After a weekend of high drama at the tainted football body, bin Hammam accused FIFA of briefing media against him, while vice president Jack Warner said Blatter gave one regional grouping $1 million with no questions asked.
The latest claims follow Sunday's extraordinary events when bin Hammam sensationally withdrew from his FIFA presidential race against Blatter, and just hours later was barred from football activities pending a graft probe.
Most Asian football bodies contacted by AFP were not immediately able to comment, but heavyweights South Korea confirmed they were still supporting the Qatari.
"There has been no change yet in our official position," a Korea Football Association spokesman said.
Meanwhile Warner, who was also suspended over claims against both men about alleged vote-buying before Wednesday's poll, unleashed what he called a "football tsunami" aimed at Blatter and FIFA general secretary Jerome Valcker.
In his most serious claim, Warner accused Blatter of giving the North, Central American and Caribbean federations (CONCACAF) "a gift of one million USD… to spend as it deems fit" this month.
He added that Valcke said he would "find the money for Mr Blatter" even though the payment was not authorised by FIFA's finance committee, and claimed Blatter gave the Caribbean Football Union (CFU) "gifts of laptops and projectors" on May 10.
Warner's allegations are the latest in a spiral of claims whirling around senior FIFA figures, prompting widespread calls for deep reforms at the body which heads the world's most popular sport.

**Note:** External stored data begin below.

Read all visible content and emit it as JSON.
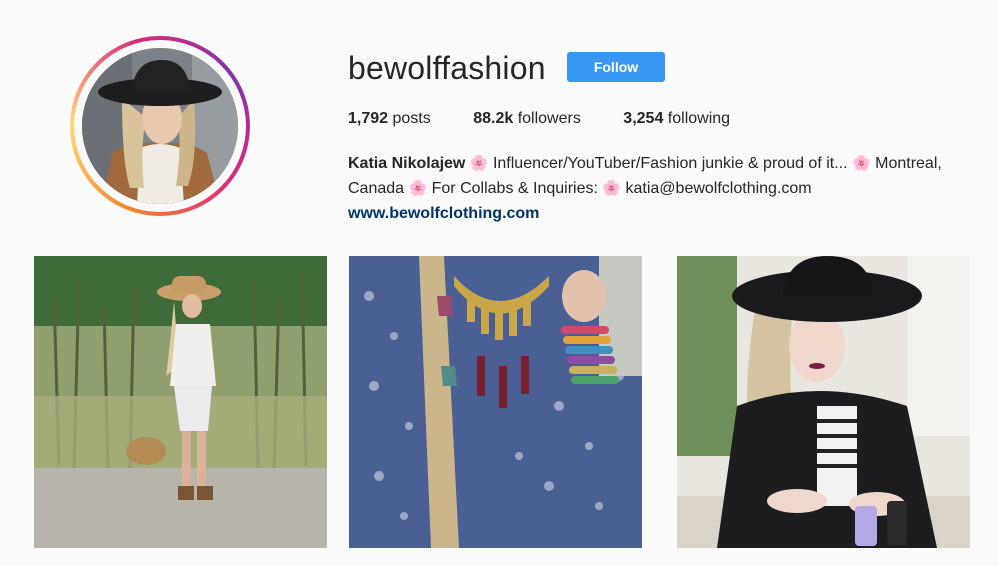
{
  "profile": {
    "username": "bewolffashion",
    "follow_label": "Follow",
    "stats": {
      "posts_count": "1,792",
      "posts_label": "posts",
      "followers_count": "88.2k",
      "followers_label": "followers",
      "following_count": "3,254",
      "following_label": "following"
    },
    "bio": {
      "full_name": "Katia Nikolajew",
      "flower_emoji": "🌸",
      "line_part_1": " Influencer/YouTuber/Fashion junkie & proud of it... ",
      "line_part_2": " Montreal, Canada ",
      "line_part_3": " For Collabs & Inquiries: ",
      "line_part_4": " katia@bewolfclothing.com"
    },
    "website": "www.bewolfclothing.com"
  },
  "colors": {
    "follow_button": "#3897f0",
    "website_link": "#003569",
    "story_ring": [
      "#f58529",
      "#dd2a7b",
      "#8134af"
    ],
    "flower": "#e9559b"
  },
  "posts": [
    {
      "subject": "woman in white romper and straw hat standing in tall grass"
    },
    {
      "subject": "close-up of gold statement necklace, braided hair and beaded bracelets"
    },
    {
      "subject": "woman in black hat and leather jacket painting nails at a table"
    }
  ]
}
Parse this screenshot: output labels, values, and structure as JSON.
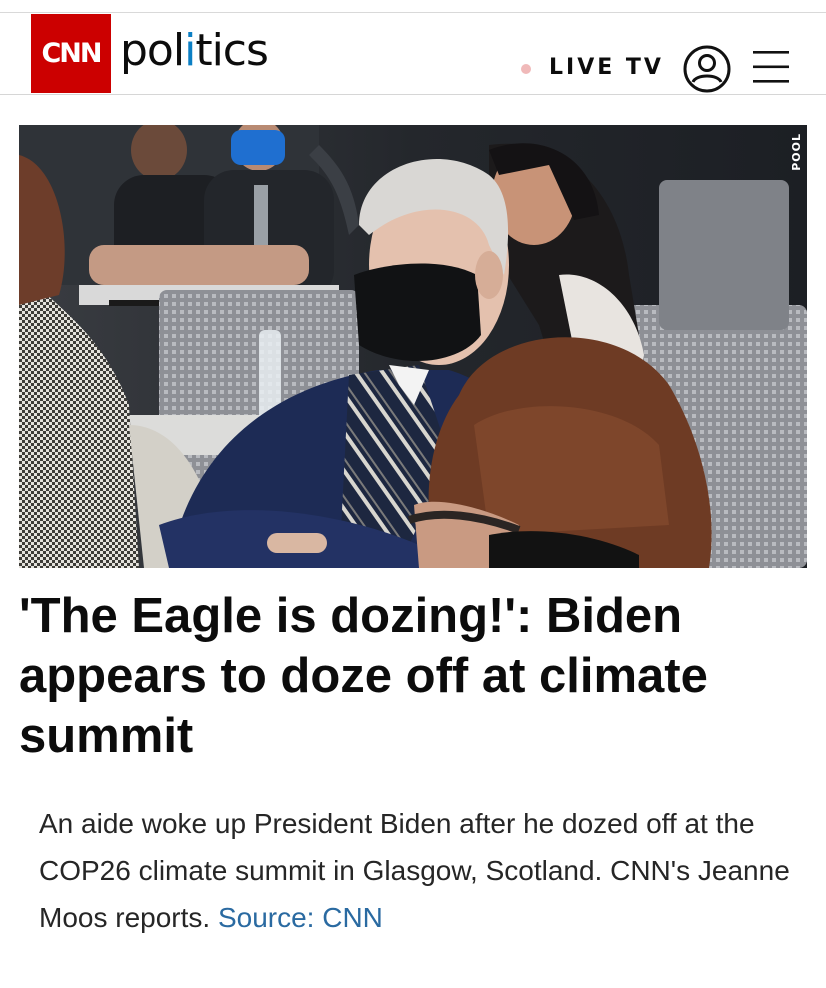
{
  "header": {
    "logo_text": "CNN",
    "section_prefix": "pol",
    "section_accent": "i",
    "section_suffix": "tics",
    "live_label": "LIVE TV",
    "brand_color": "#cc0000",
    "accent_color": "#0b7fc4"
  },
  "hero": {
    "watermark": "POOL",
    "icons": [
      "account-icon",
      "menu-icon"
    ]
  },
  "article": {
    "headline": "'The Eagle is dozing!': Biden appears to doze off at climate summit",
    "description": "An aide woke up President Biden after he dozed off at the COP26 climate summit in Glasgow, Scotland. CNN's Jeanne Moos reports.",
    "source_link": "Source: CNN",
    "link_color": "#2a6aa1"
  }
}
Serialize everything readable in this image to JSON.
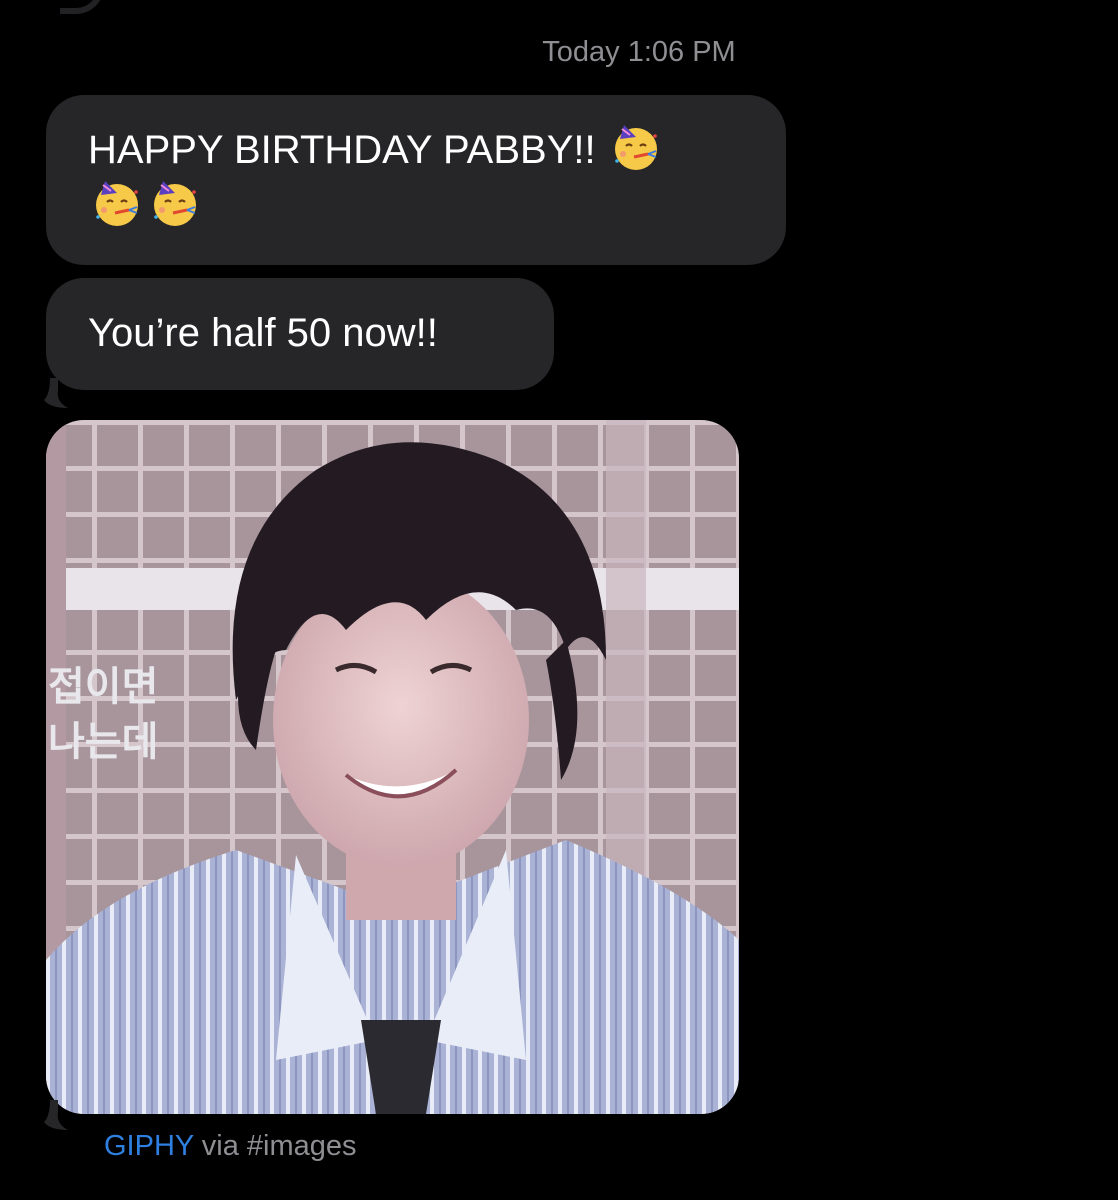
{
  "conversation": {
    "timestamp_day": "Today",
    "timestamp_time": "1:06 PM"
  },
  "messages": [
    {
      "text": "HAPPY BIRTHDAY PABBY!!",
      "emojis": [
        "partying-face-icon",
        "partying-face-icon",
        "partying-face-icon"
      ]
    },
    {
      "text": "You’re half 50 now!!"
    }
  ],
  "gif": {
    "subtitle_line1": "접이면",
    "subtitle_line2": "나는데"
  },
  "attribution": {
    "source": "GIPHY",
    "via": "via #images"
  },
  "colors": {
    "background": "#000000",
    "bubble": "#262628",
    "meta_text": "#8e8e93",
    "link": "#2f7fe0"
  }
}
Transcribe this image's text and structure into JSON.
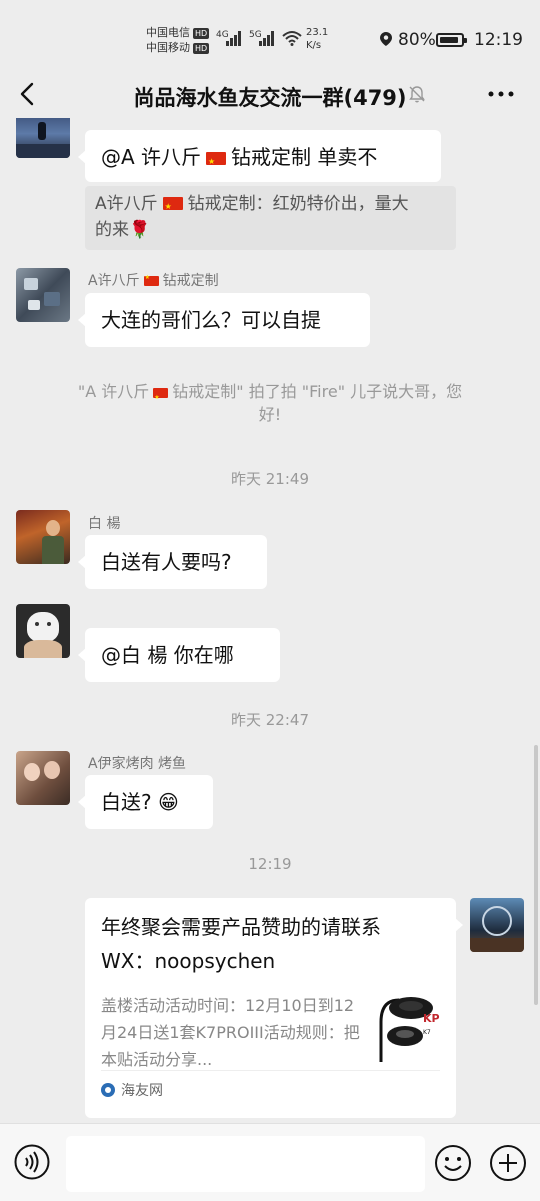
{
  "status_bar": {
    "carrier1": "中国电信",
    "carrier2": "中国移动",
    "hd": "HD",
    "net1": "4G",
    "net2": "5G",
    "speed_value": "23.1",
    "speed_unit": "K/s",
    "battery": "80%",
    "time": "12:19"
  },
  "header": {
    "title": "尚品海水鱼友交流一群(479)",
    "back_icon": "chevron-left-icon",
    "mute_icon": "bell-off-icon",
    "more_icon": "more-icon"
  },
  "messages": {
    "m1_text_a": "@A 许八斤",
    "m1_text_b": "钻戒定制  单卖不",
    "m1_quote_a": "A许八斤",
    "m1_quote_b": "钻戒定制：红奶特价出，量大",
    "m1_quote_c": "的来🌹",
    "m2_sender_a": "A许八斤",
    "m2_sender_b": "钻戒定制",
    "m2_text": "大连的哥们么？可以自提",
    "sys_a": "\"A 许八斤",
    "sys_b": "钻戒定制\" 拍了拍 \"Fire\" 儿子说大哥，您",
    "sys_c": "好!",
    "time1": "昨天 21:49",
    "m3_sender": "白  楊",
    "m3_text": "白送有人要吗?",
    "m4_text": "@白  楊  你在哪",
    "time2": "昨天 22:47",
    "m5_sender": "A伊家烤肉 烤鱼",
    "m5_text": "白送?",
    "m5_emoji": "😁",
    "time3": "12:19"
  },
  "link_card": {
    "title_line1": "年终聚会需要产品赞助的请联系",
    "title_line2": "WX：noopsychen",
    "desc": "盖楼活动活动时间：12月10日到12月24日送1套K7PROIII活动规则：把本贴活动分享...",
    "source": "海友网"
  },
  "input_bar": {
    "voice_icon": "voice-icon",
    "emoji_icon": "emoji-icon",
    "plus_icon": "plus-icon",
    "value": ""
  },
  "colors": {
    "background": "#ededed",
    "bubble": "#ffffff",
    "quote": "#e3e3e3",
    "muted_text": "#999999",
    "flag_red": "#de2910"
  }
}
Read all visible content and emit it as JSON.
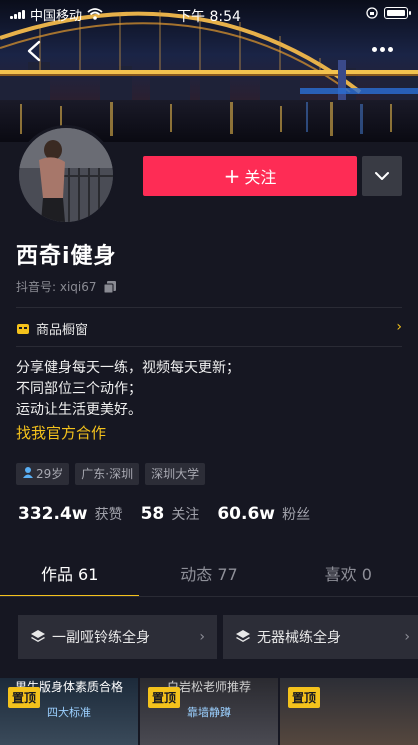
{
  "status_bar": {
    "carrier": "中国移动",
    "time": "下午 8:54"
  },
  "profile": {
    "nickname": "西奇i健身",
    "douyin_id": "抖音号: xiqi67",
    "follow_label": "关注",
    "shop_label": "商品橱窗",
    "bio_lines": [
      "分享健身每天一练，视频每天更新；",
      "不同部位三个动作；",
      "运动让生活更美好。"
    ],
    "cooperate_link": "找我官方合作",
    "tags": {
      "age": "29岁",
      "location": "广东·深圳",
      "school": "深圳大学"
    },
    "stats": {
      "likes_num": "332.4w",
      "likes_label": "获赞",
      "following_num": "58",
      "following_label": "关注",
      "followers_num": "60.6w",
      "followers_label": "粉丝"
    }
  },
  "tabs": [
    {
      "label": "作品 61",
      "active": true
    },
    {
      "label": "动态 77",
      "active": false
    },
    {
      "label": "喜欢 0",
      "active": false
    }
  ],
  "collections": [
    {
      "label": "一副哑铃练全身"
    },
    {
      "label": "无器械练全身"
    }
  ],
  "videos": [
    {
      "pin": "置顶",
      "caption": "男生版身体素质合格",
      "caption2": "四大标准"
    },
    {
      "pin": "置顶",
      "caption": "白岩松老师推荐",
      "caption2": "靠墙静蹲"
    },
    {
      "pin": "置顶",
      "caption": "",
      "caption2": ""
    }
  ],
  "colors": {
    "accent_red": "#fe2c55",
    "accent_yellow": "#f4c21c",
    "background": "#161722"
  }
}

But despite the farcical events of recent days Blatter, who has helmed FIFA since 1998, looks certain to be re-elected unopposed for a fourth term as president on Wednesday.
Bin Hammam, whose stunning surrender in the presidential race came only hours after he passionately denied all charges and said they were trumped up, called his suspension "completely disproportionate".
He also accused Valcke of revealing to the media new evidence which was not included in Sunday's anti-corruption hearing, and telling reporters that he believed the Asian chief would be found guilty.
"I?m very disappointed about the way the status of the proceeding has been presented at the media conference. I am expecting that this will continue," bin Hammam said in a statement.
"This is not how I understand fair play. I'm reserving all my rights."
Recent revelations have stemmed from the race to host the 2018 and 2022 editions of the World Cup—the globe's biggest sports extravaganza—which were won by Russia and Qatar in December.
Two FIFA officials were suspended after a newspaper sting found they offered to sell their votes, while England's former 2018 bid chief said he witnessed "improper and unethical" behaviour by four FIFA voters, including Warner.
Bin Hammam, seen as being highly influential in Qatar's successful bid, and officials from the tiny, resource-rich country have strongly denied claims that large bribes were paid to secure its shock victory.
Last week CONCACAF general secretary Chuck Blazer reported possible misdeeds by bin Hammam and Warner at a meeting on May 10 and 11, triggering an ethics hearing which ordered their suspension on Sunday.
Blatter was also interviewed by the ethics committee on Sunday, but was not suspended.